Researchers also looked at the impact of security measures like CCTV, stab-proof vests, lockdown systems and security guards. The instinctive reaction to the risk of violence can be to “batten down the hatches” says Rowe. But in fact it’s possible to prevent a lot of problems much earlier in the process by improving the patient experience, rather than implementing measures that make staff and patients feel that violence is inevitable.

Rowe and Howroyd agree that the involvement of A&E staff in the research was vital. Rowe says they were “incredibly supportive” during the fieldwork and Howroyd describes the contributions of frontline staff as “pivotal” in the design process. Researchers also spoke to professionals in other settings where violence and aggression is an issue, including prisons, airports and courts.

Of course, the research highlighted lots of issues that fell beyond the remit of this project, and had to be parked. “We can’t do very much about someone showing up at A&E who has had 15 pints and wants a fight, that’s a societal issue,” says Howroyd. The same goes for issues like the actual speed and efficiency of treatment in A&E, mental health-related problems and staff’s fear of litigation.

Accident and design

  • A new information and communication system will guide patients through the A&E process. Rather than leaving people to wonder how long they will have to wait and what will happen to them next, the idea is to reassure them by providing information at particular stages, making the process more transparent for patients, from when they arrive until they are treated.
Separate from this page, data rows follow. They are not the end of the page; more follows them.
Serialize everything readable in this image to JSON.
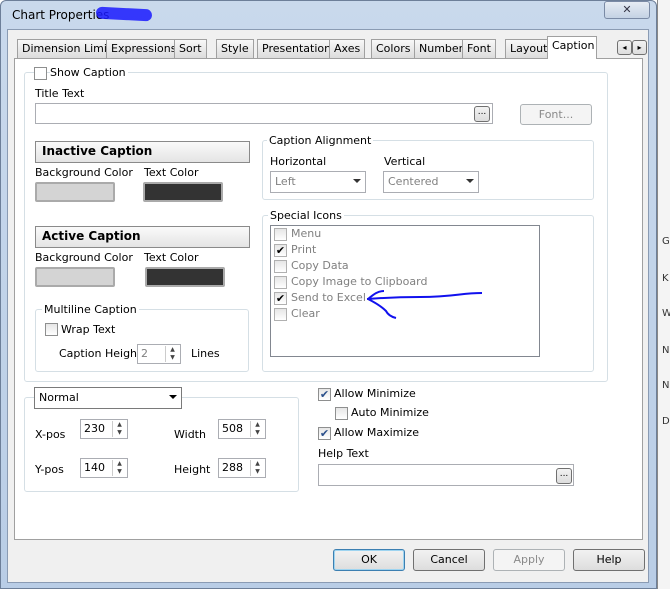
{
  "window": {
    "title": "Chart Properties",
    "close_glyph": "✕"
  },
  "tabs": [
    "Dimension Limits",
    "Expressions",
    "Sort",
    "Style",
    "Presentation",
    "Axes",
    "Colors",
    "Number",
    "Font",
    "Layout",
    "Caption"
  ],
  "active_tab": "Caption",
  "tab_scroll": {
    "left": "◂",
    "right": "▸"
  },
  "caption": {
    "show_caption": {
      "label": "Show Caption",
      "checked": false
    },
    "title_text": {
      "label": "Title Text",
      "value": "",
      "browse": "...",
      "font_button": "Font..."
    },
    "inactive": {
      "header": "Inactive Caption",
      "bg_label": "Background Color",
      "text_label": "Text Color",
      "bg_color": "#d4d4d4",
      "text_color": "#333333"
    },
    "active": {
      "header": "Active Caption",
      "bg_label": "Background Color",
      "text_label": "Text Color",
      "bg_color": "#d4d4d4",
      "text_color": "#333333"
    },
    "multiline": {
      "header": "Multiline Caption",
      "wrap_label": "Wrap Text",
      "wrap_checked": false,
      "height_label": "Caption Height",
      "height_value": "2",
      "lines_label": "Lines"
    },
    "alignment": {
      "header": "Caption Alignment",
      "horizontal_label": "Horizontal",
      "horizontal_value": "Left",
      "vertical_label": "Vertical",
      "vertical_value": "Centered"
    },
    "special_icons": {
      "header": "Special Icons",
      "items": [
        {
          "label": "Menu",
          "checked": false
        },
        {
          "label": "Print",
          "checked": true
        },
        {
          "label": "Copy Data",
          "checked": false
        },
        {
          "label": "Copy Image to Clipboard",
          "checked": false
        },
        {
          "label": "Send to Excel",
          "checked": true
        },
        {
          "label": "Clear",
          "checked": false
        }
      ]
    }
  },
  "position": {
    "mode": "Normal",
    "xpos_label": "X-pos",
    "xpos": "230",
    "ypos_label": "Y-pos",
    "ypos": "140",
    "width_label": "Width",
    "width": "508",
    "height_label": "Height",
    "height": "288"
  },
  "options": {
    "allow_minimize": "Allow Minimize",
    "auto_minimize": "Auto Minimize",
    "allow_maximize": "Allow Maximize",
    "help_text_label": "Help Text",
    "help_text": "",
    "browse": "..."
  },
  "buttons": {
    "ok": "OK",
    "cancel": "Cancel",
    "apply": "Apply",
    "help": "Help"
  },
  "background_letters": [
    "G",
    "K",
    "W",
    "N",
    "N",
    "D"
  ]
}
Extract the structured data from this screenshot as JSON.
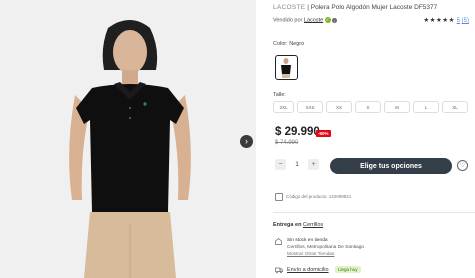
{
  "product": {
    "brand": "LACOSTE",
    "separator": "|",
    "title": "Polera Polo Algodón Mujer Lacoste DF5377",
    "seller_prefix": "Vendido por",
    "seller_name": "Lacoste",
    "rating_stars": "★★★★★",
    "rating_value": "5",
    "reviews": "(5)"
  },
  "color": {
    "label": "Color: Negro",
    "swatch_color": "#000000"
  },
  "sizes": {
    "label": "Talle:",
    "options": [
      "2XL",
      "XXS",
      "XS",
      "S",
      "M",
      "L",
      "XL"
    ]
  },
  "pricing": {
    "price": "$ 29.990",
    "discount_badge": "-60%",
    "old_price": "$ 74.990"
  },
  "quantity": {
    "minus": "−",
    "value": "1",
    "plus": "+"
  },
  "cta": {
    "label": "Elige tus opciones"
  },
  "product_code": "Código del producto: 142099821",
  "delivery": {
    "title_prefix": "Entrega en",
    "city": "Cerrillos",
    "store_title": "Sin stock en tienda",
    "store_location": "Cerrillos, Metropolitana De Santiago",
    "store_more": "Mostrar Otras Tiendas",
    "shipping_label": "Envío a domicilio",
    "shipping_badge": "Llega hoy"
  },
  "colors": {
    "cta_bg": "#343e48",
    "discount": "#e30613",
    "stars": "#333333"
  },
  "icons": [
    "chevron-right-icon",
    "verified-check-icon",
    "info-icon",
    "heart-icon",
    "barcode-icon",
    "store-icon",
    "truck-icon"
  ]
}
Patients will be greeted on arrival to make sure that things begin on a positive footing and to give them the opportunity to ask questions. If a good first impression is made people are likely to be more patient throughout their time in the A&E. Signage has been designed to tell people where they are and what to expect, as well as screens providing live information about what is happening in the department. Printed ‘process maps’ have also been produced to explain to patients how they will move through A&E, so that they can understand what is going on and where they are in the system.
  • A ‘reflective’ staff development programme will help nurses, doctors, receptionists, agency staff and security staff deal with and recover from stressful incidents. The idea is to give staff a better way to learn from their own and one another’s experiences of dealing with violent and aggressive people.
  • Further design recommendations have been developed, which can be used by NHS bosses to address the various possible causes of violence and aggression. This includes things like spatial design, signposting, ticketing systems, greeting people on arrival to A&E and even lighting and acoustics.
  • Future innovations could include touchscreens, smartphone apps and wristbands equipped with QR codes to help people get up-to-date information while they are in A&E.

    Full details of the design solutions can be found at

Designs for life
The 153-page report setting out how the design solutions can be put into practice is being sent to every NHS Trust. The cost of implementing them is estimated at around £60,000 per trust, and the effectiveness of the proposals will now be evaluated in three trusts, chosen from twelve that volunteered. Howroyd is hoping to see “significant” reductions in cases of violence and aggression.

Rowe says the project shows that ethnography doesn’t have to be slow – one of the main barriers to clients adopting the method. “We did 300 hours of fieldwork,” she said. “That sounds like a long, long time, but the project was commissioned in December and the findings were delivered by the end of January.” As for cost, the ethnographic research accounted for less than 10% of the £450,000 spent on the initiative as a whole.

The complexity of the issues that public sector research clients have to grapple with means they have been quicker to embrace ethnography, Rowe believes. “We hear from public sector clients all the time that they’ve focus-grouped an issue to death and they haven’t managed to get further forward. The public sector have taken huge strides ahead of the private sector in some situations in embracing ethnography as a technique, and there’s a huge opportunity for the commercial sector to think a bit more broadly about how they do research and what value this could have.”